Il confucianesimo si presenta anche come un metodo pedagogico e il maestro Kong è prima di tutto un educatore. La severità può, però, essere anche priva di “spirito” e se manca il senso dell’umorismo si aggiunge una cupezza superflua ai casi della vita. Una vita che per quasi tutti noi è una lotta, a volte molto dura. Forse qui si intende fare riferimento a quella serietà che porta ad impegnarsi veramente, quando è necessario, senza farsi sopraffare dalle inclinazioni edonistiche.

Il Maestro disse: “E’ finita! Non conosco alcuno che ami l’eccellenza morale quanto la bellezza”.

Per gli antichi greci ( vedi Platone) e per il cristianesimo classico la “vera” bellezza coincideva con la bontà e la virtù; quest’ultima intesa anche in termini di capacità di eccellere nella realizzazione di grandi opere e obiettivi non solo moralmente rilevanti. Evidentemente qui Confucio critica la superficialità ed il peso, spesso esagerato, che si dà alle belle apparenze.

Zilu domandò come fosse un uomo perfetto. Il Maestro disse:”[…]Può essere considerato perfetto chi, intravvedendo il profitto, vi rinuncia in forza del senso di giustizia, scorgendo il pericolo è disposto a sacrificare la propria vita e, pur avendo affrontato tante avversità, non dimentica le sue promesse”.

La virtù confuciana è un abitudine pratica che richiede durezza verso se stessi e spirito di sacrificio e non indulge al sentimentalismo. La benevolenza (rén) è centrale nel pensiero del Maestro e in un passo è da lui definita come “amare gli uomini”, ma in generale l’accento viene sempre posto sull’importanza della capacità di sacrificare tutto quello che il rispetto di questa massima comporta. Forse anche qui si può trovare una parziale analogia con la morale kantiana.

Il Maestro disse: ”L’uomo nobile di animo soffre al pensiero di morire senza aver fatto nulla affinché il suo nome sia ricordato”.

Io leggo così questa frase: chi non sente il bisogno di dare un significato alla propria vita e un uomo da poco, chi lo fa nell’ambito della cura per la propria famiglia e degli amici stretti è un uomo normale ma chi prova a collegare il senso soggettivo della sua esistenza con significati universali di cui pure non siamo in grado di cogliere la verità è un uomo nobile.

Il Maestro disse: “E’ raro trovare qualcuno che per tre anni consecutivi si dedichi allo studio senza mai spingersi col pensiero al guadagno”.

Il Maestro disse: “ Un tempo l’uomo studiava per se stesso, oggi studia per impressionare gli altri”.
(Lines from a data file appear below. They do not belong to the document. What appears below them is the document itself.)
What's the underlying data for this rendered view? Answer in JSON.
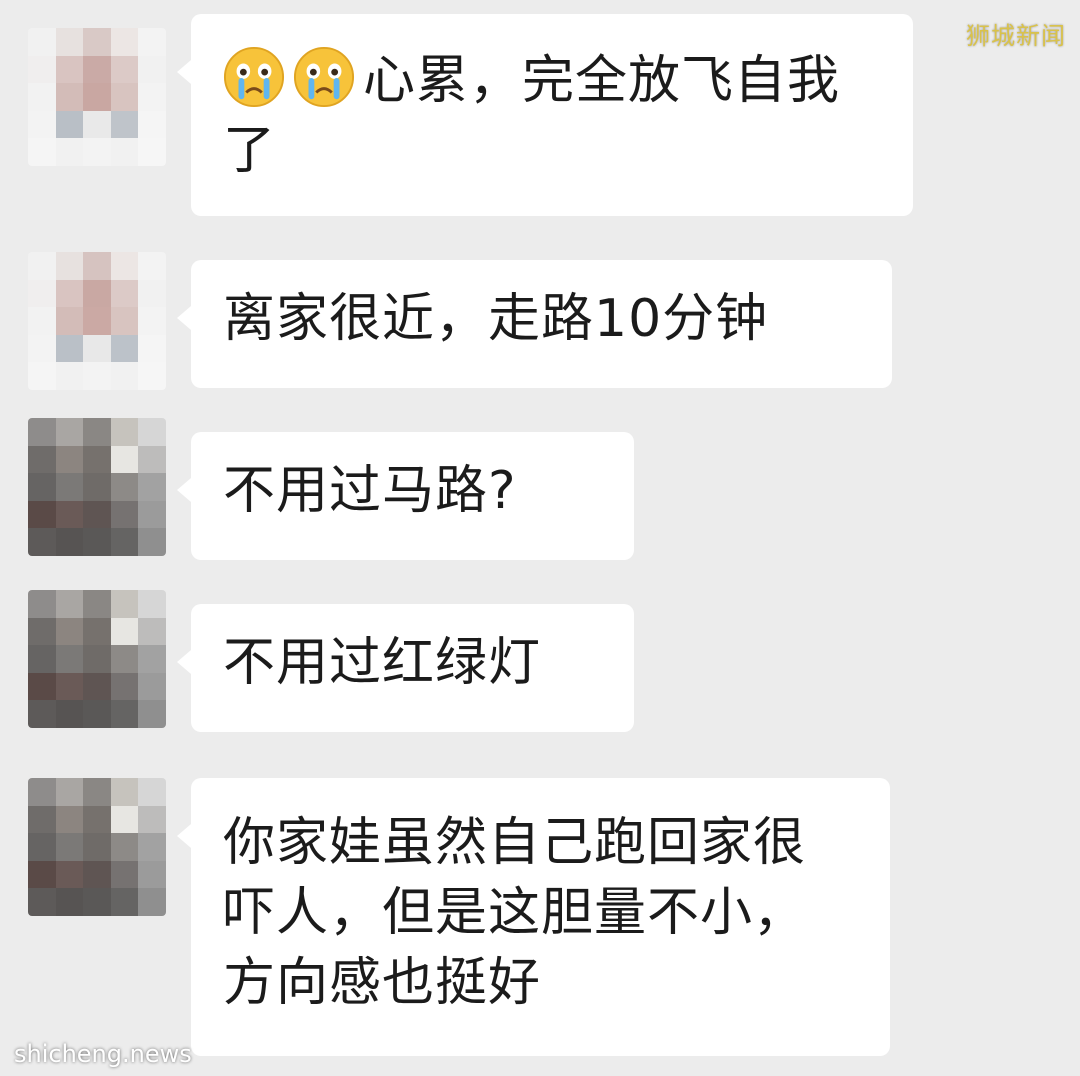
{
  "watermarks": {
    "top_right": "狮城新闻",
    "bottom_left": "shicheng.news"
  },
  "messages": [
    {
      "avatar": "avatar-light",
      "emojis": [
        "crying-face-emoji",
        "crying-face-emoji"
      ],
      "text": "心累，完全放飞自我了"
    },
    {
      "avatar": "avatar-light",
      "emojis": [],
      "text": "离家很近，走路10分钟"
    },
    {
      "avatar": "avatar-dark",
      "emojis": [],
      "text": "不用过马路?"
    },
    {
      "avatar": "avatar-dark",
      "emojis": [],
      "text": "不用过红绿灯"
    },
    {
      "avatar": "avatar-dark",
      "emojis": [],
      "text": "你家娃虽然自己跑回家很吓人，但是这胆量不小，方向感也挺好"
    }
  ],
  "colors": {
    "background": "#ececec",
    "bubble": "#ffffff",
    "text": "#1b1b1b",
    "watermark_top": "#d9c24b"
  }
}
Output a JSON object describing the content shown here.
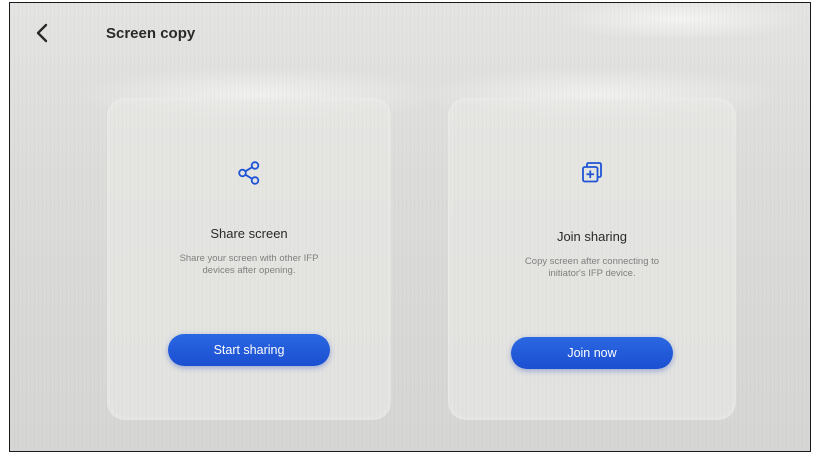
{
  "header": {
    "title": "Screen copy",
    "back_icon": "chevron-left-icon"
  },
  "cards": [
    {
      "icon": "share-icon",
      "title": "Share screen",
      "description_line1": "Share your screen with other IFP",
      "description_line2": "devices after opening.",
      "button_label": "Start sharing"
    },
    {
      "icon": "copy-add-icon",
      "title": "Join sharing",
      "description_line1": "Copy screen after connecting to",
      "description_line2": "initiator's IFP device.",
      "button_label": "Join now"
    }
  ],
  "colors": {
    "accent": "#1f55d6",
    "icon": "#1f55d6",
    "background": "#dcdcda"
  }
}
Il Maestro disse: “Studiare senza riflettere è vano, riflettere senza studiare è pericoloso”.

Questi ammonimenti e insegnamenti sono rivolti al ceto intellettuale e a chi, comunque, in qualche modo, si sforza di ricercare una qualche forma di conoscenza. Il problema della motivazione, per chi non inizia fin da giovane a farne una vocazione, è per l’impegno intellettuale e politico-culturale assolutamente determinante. A volte non lo si esamina a sufficienza e si scambia per pigrizia un non ben consapevole allontanamento da ciò che ci aveva portati ad un certo tipo di impegno. Riguardo alla vanità e all’opportunismo intellettuale dei “pensatori” di professione c’è ben poco da dire mentre non si sarà mai abbastanza accorti nel considerare quanto importante sia l’equilibrio tra una necessaria erudizione e la elaborazione, per tentativi, di costrutti concettuali che a volte devono andare anche “oltre” la “realtà” per riuscire a coglierla.